A woman from Myanmar holds a baby and looks back as people around her walk uphill on a muddy path

© AJ Ghani/Bangladesh Red Crescent

In the pouring monsoon rain, a family trudges through the mud on a journey that could be the difference between life and death.

This is the border between Myanmar, also known as Burma, and Bangladesh.

In recent weeks, thousands of people have fled their homes in Myanmar with almost no possessions and entered a country in the grip of terrible floods.

Many more remain stranded in border areas without food, water or shelter.
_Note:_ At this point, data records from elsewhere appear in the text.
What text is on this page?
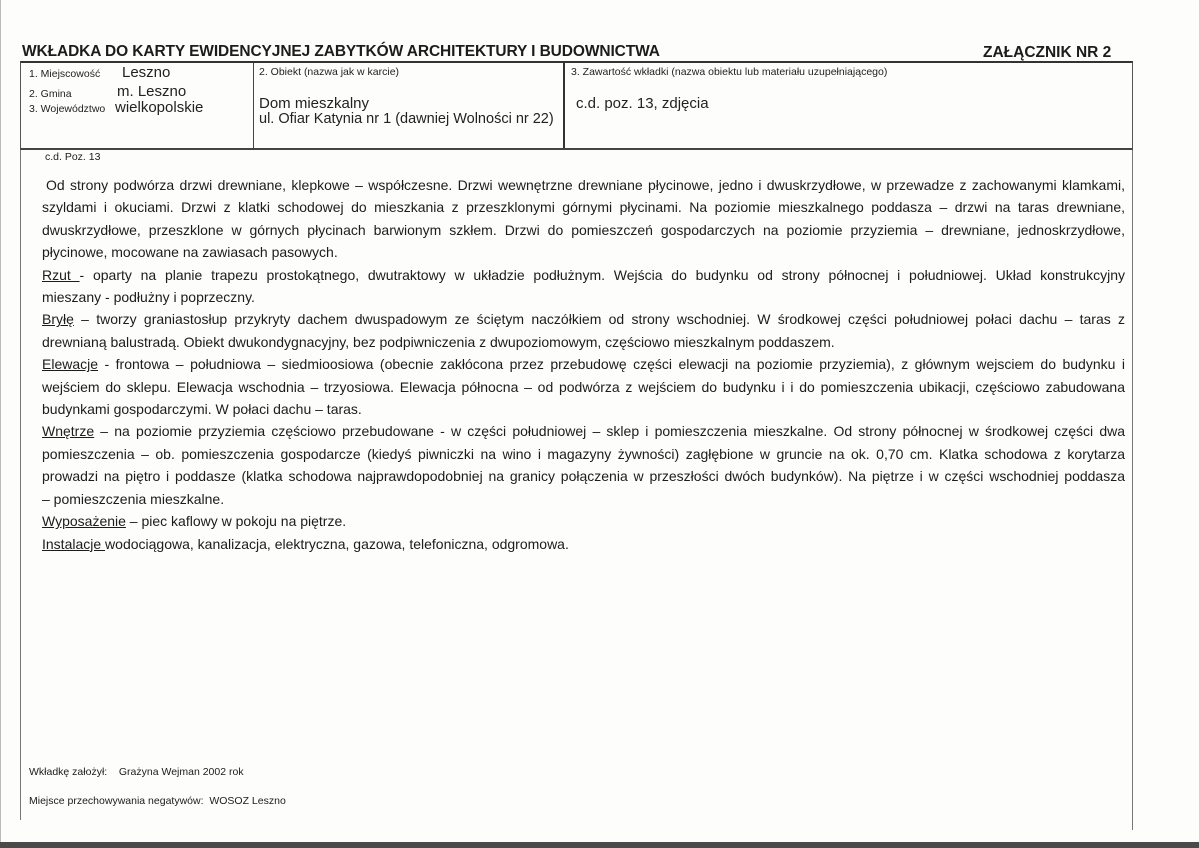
WKŁADKA DO KARTY EWIDENCYJNEJ ZABYTKÓW ARCHITEKTURY I BUDOWNICTWA	ZAŁĄCZNIK NR 2
1. Miejscowość Leszno
2. Gmina	m. Leszno
3. Województwo wielkopolskie
2. Obiekt (nazwa jak w karcie)
Dom mieszkalny
ul. Ofiar Katynia nr 1 (dawniej Wolności nr 22)
3. Zawartość wkładki (nazwa obiektu lub materiału uzupełniającego)
c.d. poz. 13, zdjęcia
c.d. Poz. 13
Od strony podwórza drzwi drewniane, klepkowe – współczesne. Drzwi wewnętrzne drewniane płycinowe, jedno i dwuskrzydłowe, w przewadze z zachowanymi klamkami,
szyldami i okuciami. Drzwi z klatki schodowej do mieszkania z przeszklonymi górnymi płycinami. Na poziomie mieszkalnego poddasza – drzwi na taras drewniane,
dwuskrzydłowe, przeszklone w górnych płycinach barwionym szkłem. Drzwi do pomieszczeń gospodarczych na poziomie przyziemia – drewniane, jednoskrzydłowe,
płycinowe, mocowane na zawiasach pasowych.
Rzut - oparty na planie trapezu prostokątnego, dwutraktowy w układzie podłużnym. Wejścia do budynku od strony północnej i południowej. Układ konstrukcyjny
mieszany - podłużny i poprzeczny.
Bryłę – tworzy graniastosłup przykryty dachem dwuspadowym ze ściętym naczółkiem od strony wschodniej. W środkowej części południowej połaci dachu – taras z
drewnianą balustradą. Obiekt dwukondygnacyjny, bez podpiwniczenia z dwupoziomowym, częściowo mieszkalnym poddaszem.
Elewacje - frontowa – południowa – siedmioosiowa (obecnie zakłócona przez przebudowę części elewacji na poziomie przyziemia), z głównym wejsciem do budynku i
wejściem do sklepu. Elewacja wschodnia – trzyosiowa. Elewacja północna – od podwórza z wejściem do budynku i i do pomieszczenia ubikacji, częściowo zabudowana
budynkami gospodarczymi. W połaci dachu – taras.
Wnętrze – na poziomie przyziemia częściowo przebudowane - w części południowej – sklep i pomieszczenia mieszkalne. Od strony północnej w środkowej części dwa
pomieszczenia – ob. pomieszczenia gospodarcze (kiedyś piwniczki na wino i magazyny żywności) zagłębione w gruncie na ok. 0,70 cm. Klatka schodowa z korytarza
prowadzi na piętro i poddasze (klatka schodowa najprawdopodobniej na granicy połączenia w przeszłości dwóch budynków). Na piętrze i w części wschodniej poddasza
– pomieszczenia mieszkalne.
Wyposażenie – piec kaflowy w pokoju na piętrze.
Instalacje wodociągowa, kanalizacja, elektryczna, gazowa, telefoniczna, odgromowa.
Wkładkę założył: Grażyna Wejman 2002 rok
Miejsce przechowywania negatywów: WOSOZ Leszno
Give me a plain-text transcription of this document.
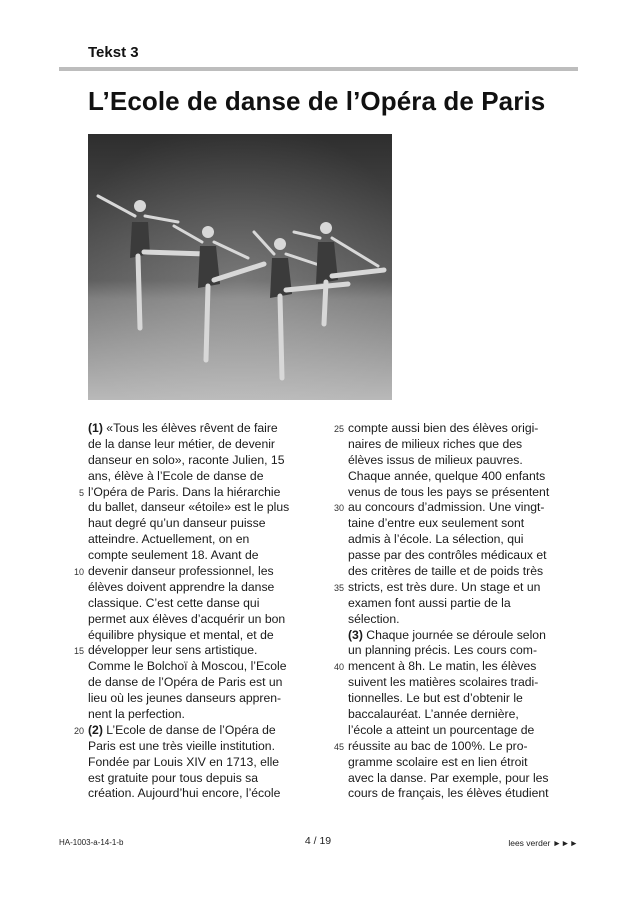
Tekst 3
L’Ecole de danse de l’Opéra de Paris
(1) «Tous les élèves rêvent de faire
de la danse leur métier, de devenir
danseur en solo», raconte Julien, 15
ans, élève à l’Ecole de danse de
5 l’Opéra de Paris. Dans la hiérarchie
du ballet, danseur «étoile» est le plus
haut degré qu’un danseur puisse
atteindre. Actuellement, on en
compte seulement 18. Avant de
10 devenir danseur professionnel, les
élèves doivent apprendre la danse
classique. C’est cette danse qui
permet aux élèves d’acquérir un bon
équilibre physique et mental, et de
15 développer leur sens artistique.
Comme le Bolchoï à Moscou, l’Ecole
de danse de l’Opéra de Paris est un
lieu où les jeunes danseurs appren-
nent la perfection.
20 (2) L’Ecole de danse de l’Opéra de
Paris est une très vieille institution.
Fondée par Louis XIV en 1713, elle
est gratuite pour tous depuis sa
création. Aujourd’hui encore, l’école
25 compte aussi bien des élèves origi-
naires de milieux riches que des
élèves issus de milieux pauvres.
Chaque année, quelque 400 enfants
venus de tous les pays se présentent
30 au concours d’admission. Une vingt-
taine d’entre eux seulement sont
admis à l’école. La sélection, qui
passe par des contrôles médicaux et
des critères de taille et de poids très
35 stricts, est très dure. Un stage et un
examen font aussi partie de la
sélection.
(3) Chaque journée se déroule selon
un planning précis. Les cours com-
40 mencent à 8h. Le matin, les élèves
suivent les matières scolaires tradi-
tionnelles. Le but est d’obtenir le
baccalauréat. L’année dernière,
l’école a atteint un pourcentage de
45 réussite au bac de 100%. Le pro-
gramme scolaire est en lien étroit
avec la danse. Par exemple, pour les
cours de français, les élèves étudient
HA-1003-a-14-1-b	4 / 19	lees verder ►►►
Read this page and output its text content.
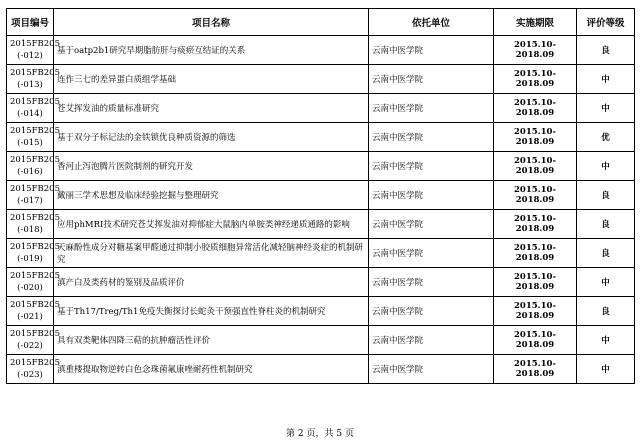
项目编号	项目名称	依托单位	实施期限	评价等级

2015FB205
(-012)	基于oatp2b1研究早期脂肪肝与痰瘀互结证的关系	云南中医学院	2015.10-2018.09	良

2015FB205
(-013)	连作三七的差异蛋白质组学基础	云南中医学院	2015.10-2018.09	中

2015FB205
(-014)	苍艾挥发油的质量标准研究	云南中医学院	2015.10-2018.09	中

2015FB205
(-015)	基于双分子标记法的金铁锁优良种质资源的筛选	云南中医学院	2015.10-2018.09	优

2015FB205
(-016)	香河止泻泡腾片医院制剂的研究开发	云南中医学院	2015.10-2018.09	中

2015FB205
(-017)	戴丽三学术思想及临床经验挖掘与整理研究	云南中医学院	2015.10-2018.09	良

2015FB205
(-018)	应用phMRI技术研究苍艾挥发油对抑郁症大鼠脑内单胺类神经递质通路的影响	云南中医学院	2015.10-2018.09	良

2015FB205
(-019)	天麻酚性成分对糖基案甲醛通过抑制小胶质细胞异常活化减轻脑神经炎症的机制研究	云南中医学院	2015.10-2018.09	良

2015FB205
(-020)	滇产白及类药材的鉴别及品质评价	云南中医学院	2015.10-2018.09	中

2015FB205
(-021)	基于Th17/Treg/Th1免疫失衡探讨长蛇灸干预强直性脊柱炎的机制研究	云南中医学院	2015.10-2018.09	良

2015FB205
(-022)	具有双类靶体四降三萜的抗肿瘤活性评价	云南中医学院	2015.10-2018.09	中

2015FB205
(-023)	滇重楼提取物逆转白色念珠菌氟康唑耐药性机制研究	云南中医学院	2015.10-2018.09	中
第 2 页，共 5 页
Hundreds of people from Myanmar, some carrying umbrellas, stand in a muddy field

© K.K. Nayan/ICRC

A recent surge of violence in Myanmar has seen approximately 379,000 people cross the border to Bangladesh in just a few weeks.

Such migration is not new. Since 1993, 400,000 to 500,000 people have fled to the Cox’s Bazar area of Bangladesh from Rakhine state in Myanmar.

But the recent surge in numbers has triggered a severe crisis as people arrive exhausted, dehydrated and without food.

Since December 2016, the British Red Cross has been working with our colleagues in the Bangladesh Red Crescent to provide food, clean water, shelter materials and medical support.

The Red Crescent has increased its response efforts to help another 10,000 new arrivals with emergency food.

Life in makeshift camps

A man from Myanmar carries a bag of relief food on his shoulder

© K.K. Nayan/ICRC

Over 156,000 people are living in makeshift camps in Cox’s Bazar. The poor conditions means the threat of disease looms large.

The Red Crescent is focusing its support on families living in these camps.

They have already provided food to around 75,000 people, as well as other essential items such as water containers and blankets.

“The new residents have come to an area where local resources and public services were already limited,” said Oliver Behn, who heads up British Red Cross work in Asia.

“Basic services, including food, education, health care, water and sanitation, are now under even greater strain. People are facing unbearable conditions.

“Together with our partners across the Red Cross Movement, we are doing what we can to help the new arrivals from Myanmar in this tragic situation.”

Cash grants give extra support

A woman and children from Myanmar hold and eat from small plastic bag of food

© AJ Ghani/Bangladesh Red Crescent

In addition to helping people meet their basic needs for food, water and shelter, the Red Crescent will soon be giving cash grants to the new arrivals.

People can use them to buy extra food for their families in local markets and even to start small businesses so they can earn a living again.

For those who are ill, the Red Crescent has mobile medical teams and the International Committee of the Red Cross (ICRC) is working with health facilities to improve their services.

The two organisations are also helping people who became separated from loved ones when they fled Myanmar.

Together, they are tracing missing family members and providing ‘safe and well’ messages for families.

Monsoon season causes additional hardship

A woman who fled Myanmar scoops up dirty water from a puddle as a group of children look on

© K.K. Nayan/ICRC

Bangladesh experiences heavy monsoon rains every year. But this year’s rains were coupled with much heavier flooding than usual in many parts of Bangladesh.

“The wet conditions are particularly difficult for those who fled Rakhine with few possessions and are living in temporary shelters,” added Behn.

“We have responded by providing 4,000 tarpaulins to give them some shelter.

“At the same time, many people are emotionally distressed because of the fighting and trauma they have witnessed.

“To help, the Red Crescent has trained 25 volunteers in how to give psychological and emotional support to people in need.”